We will disseminate data to farmers and breeders, and increase our engagement with stakeholders, through activities at the University and at the National Institute for Agricultural Botany (NIAB). We will target outreach to these stakeholders through AARW's current contacts with Bayer Crop Science and a number of plant breeders, and through the University's "Enterprise Tuesdays", where research can be presented informally to interested industrial and agricultural partners.
Results will be demonstrated at NIAB Innovation Farm Open Days and Symposia.
IMPACT THROUGH PUBLIC ENGAGEMENT
Other users who will be interested in this work include the general public, who we know, through previous engagement activities, are fascinated to learn about the intricacies of plant biology. The recent Novel Prize for Medicine recognising members of the circadian research community has raised the public profile of the study of circadian rhythms in plants.

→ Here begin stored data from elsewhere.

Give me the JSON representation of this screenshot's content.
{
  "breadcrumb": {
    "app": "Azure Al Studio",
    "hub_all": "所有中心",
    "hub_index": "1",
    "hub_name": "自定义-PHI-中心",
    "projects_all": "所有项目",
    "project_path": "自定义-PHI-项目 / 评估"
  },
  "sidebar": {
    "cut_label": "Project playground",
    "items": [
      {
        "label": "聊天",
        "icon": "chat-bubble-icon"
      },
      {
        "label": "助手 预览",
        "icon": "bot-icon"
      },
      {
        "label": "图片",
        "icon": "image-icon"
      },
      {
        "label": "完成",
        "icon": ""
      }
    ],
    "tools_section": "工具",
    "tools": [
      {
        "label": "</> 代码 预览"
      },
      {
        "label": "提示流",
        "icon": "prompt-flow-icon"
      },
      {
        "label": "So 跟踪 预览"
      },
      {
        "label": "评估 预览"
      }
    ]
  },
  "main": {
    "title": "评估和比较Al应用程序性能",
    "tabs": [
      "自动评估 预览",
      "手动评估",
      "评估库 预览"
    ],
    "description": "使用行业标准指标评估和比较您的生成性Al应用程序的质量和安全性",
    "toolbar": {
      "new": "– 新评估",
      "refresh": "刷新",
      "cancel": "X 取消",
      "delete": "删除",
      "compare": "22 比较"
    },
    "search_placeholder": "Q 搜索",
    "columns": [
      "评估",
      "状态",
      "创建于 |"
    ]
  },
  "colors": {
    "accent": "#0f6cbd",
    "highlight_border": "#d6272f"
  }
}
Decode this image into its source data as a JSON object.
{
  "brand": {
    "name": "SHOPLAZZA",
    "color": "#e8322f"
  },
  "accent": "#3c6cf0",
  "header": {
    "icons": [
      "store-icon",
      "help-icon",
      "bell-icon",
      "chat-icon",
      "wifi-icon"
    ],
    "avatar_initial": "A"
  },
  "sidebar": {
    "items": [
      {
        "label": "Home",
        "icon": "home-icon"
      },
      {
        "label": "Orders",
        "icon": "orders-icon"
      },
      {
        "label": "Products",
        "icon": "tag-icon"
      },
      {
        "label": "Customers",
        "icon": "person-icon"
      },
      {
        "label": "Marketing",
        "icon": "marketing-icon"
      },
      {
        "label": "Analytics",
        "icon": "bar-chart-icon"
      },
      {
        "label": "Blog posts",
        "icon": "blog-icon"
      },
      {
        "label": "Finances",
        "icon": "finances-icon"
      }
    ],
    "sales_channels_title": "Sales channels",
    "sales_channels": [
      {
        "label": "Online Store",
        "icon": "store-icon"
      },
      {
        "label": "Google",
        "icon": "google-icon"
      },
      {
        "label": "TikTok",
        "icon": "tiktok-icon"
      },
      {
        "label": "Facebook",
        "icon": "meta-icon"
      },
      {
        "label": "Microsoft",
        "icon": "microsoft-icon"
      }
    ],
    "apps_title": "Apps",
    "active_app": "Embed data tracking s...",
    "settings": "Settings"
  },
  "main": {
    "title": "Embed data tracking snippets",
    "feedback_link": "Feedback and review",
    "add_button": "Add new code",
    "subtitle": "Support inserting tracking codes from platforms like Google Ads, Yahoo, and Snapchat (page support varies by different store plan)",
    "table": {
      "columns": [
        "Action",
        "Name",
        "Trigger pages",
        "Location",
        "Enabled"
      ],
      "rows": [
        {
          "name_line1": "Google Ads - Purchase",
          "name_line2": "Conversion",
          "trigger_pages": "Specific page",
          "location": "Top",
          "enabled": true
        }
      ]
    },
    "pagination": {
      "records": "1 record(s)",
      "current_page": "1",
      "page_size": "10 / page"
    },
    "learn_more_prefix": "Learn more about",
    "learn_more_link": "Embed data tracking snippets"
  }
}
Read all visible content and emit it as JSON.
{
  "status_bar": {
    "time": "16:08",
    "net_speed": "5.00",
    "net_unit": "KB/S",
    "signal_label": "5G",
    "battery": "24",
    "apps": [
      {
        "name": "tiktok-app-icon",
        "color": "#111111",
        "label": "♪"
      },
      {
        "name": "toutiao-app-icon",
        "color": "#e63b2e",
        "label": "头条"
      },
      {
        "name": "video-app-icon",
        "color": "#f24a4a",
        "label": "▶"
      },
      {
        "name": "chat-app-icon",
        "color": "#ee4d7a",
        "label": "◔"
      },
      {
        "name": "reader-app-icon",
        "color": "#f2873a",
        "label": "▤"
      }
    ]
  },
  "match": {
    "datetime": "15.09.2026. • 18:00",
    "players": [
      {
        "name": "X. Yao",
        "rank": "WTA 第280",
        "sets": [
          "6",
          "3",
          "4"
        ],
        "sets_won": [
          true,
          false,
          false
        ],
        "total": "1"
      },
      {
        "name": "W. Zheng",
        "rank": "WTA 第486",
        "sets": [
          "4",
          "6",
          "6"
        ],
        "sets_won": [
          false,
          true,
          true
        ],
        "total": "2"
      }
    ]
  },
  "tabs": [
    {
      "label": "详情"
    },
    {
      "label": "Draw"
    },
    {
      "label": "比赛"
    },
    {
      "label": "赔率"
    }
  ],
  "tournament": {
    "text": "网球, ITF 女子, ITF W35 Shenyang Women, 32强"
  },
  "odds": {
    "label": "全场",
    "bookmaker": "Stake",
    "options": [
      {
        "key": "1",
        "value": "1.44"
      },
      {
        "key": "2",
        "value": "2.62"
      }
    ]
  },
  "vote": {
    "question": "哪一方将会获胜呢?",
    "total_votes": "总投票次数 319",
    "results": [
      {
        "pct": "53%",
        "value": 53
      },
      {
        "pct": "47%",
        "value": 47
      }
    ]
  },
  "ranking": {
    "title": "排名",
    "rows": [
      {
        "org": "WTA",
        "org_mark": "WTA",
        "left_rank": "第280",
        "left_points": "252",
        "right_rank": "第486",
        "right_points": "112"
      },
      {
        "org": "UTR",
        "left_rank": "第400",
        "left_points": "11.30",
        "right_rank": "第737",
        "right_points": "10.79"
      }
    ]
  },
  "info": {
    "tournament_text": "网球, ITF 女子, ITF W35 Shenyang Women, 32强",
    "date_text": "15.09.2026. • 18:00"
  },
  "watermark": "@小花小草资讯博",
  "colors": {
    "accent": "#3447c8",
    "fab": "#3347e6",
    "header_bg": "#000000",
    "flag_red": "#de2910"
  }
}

Public engagement about natural systems is nationally and internationally becoming increasingly important, as public concerns, fuelled by constant media coverage, are an important factor in promoting dialogue at all governmental policy levels concerning our treatment and management of environmental and agricultural systems.
We will present our project at public engagement events such as in-house University events tied with National Science Week (annually in March), Cambridge Festival of Plants (annually in May) and the Cambridge Festival of Ideas (annually in October). In addition, we will work with the Horticulture, Education and Interpretation staff at Cambridge University Botanic Garden to a trail through the Garden, leading visitors to a variety of plants with particular developmental, metabolic or life cycle traits associated with circadian rhythms. The Cambridge University Botanic Garden hosts 250,000 casual visitors per year, plus 12,000 schoolchildren on arranged visits, so this display will reach a large and varied audience.
Research findings will be made freely available on this site after their assessment by Cambridge Enterprise for potential IP issues.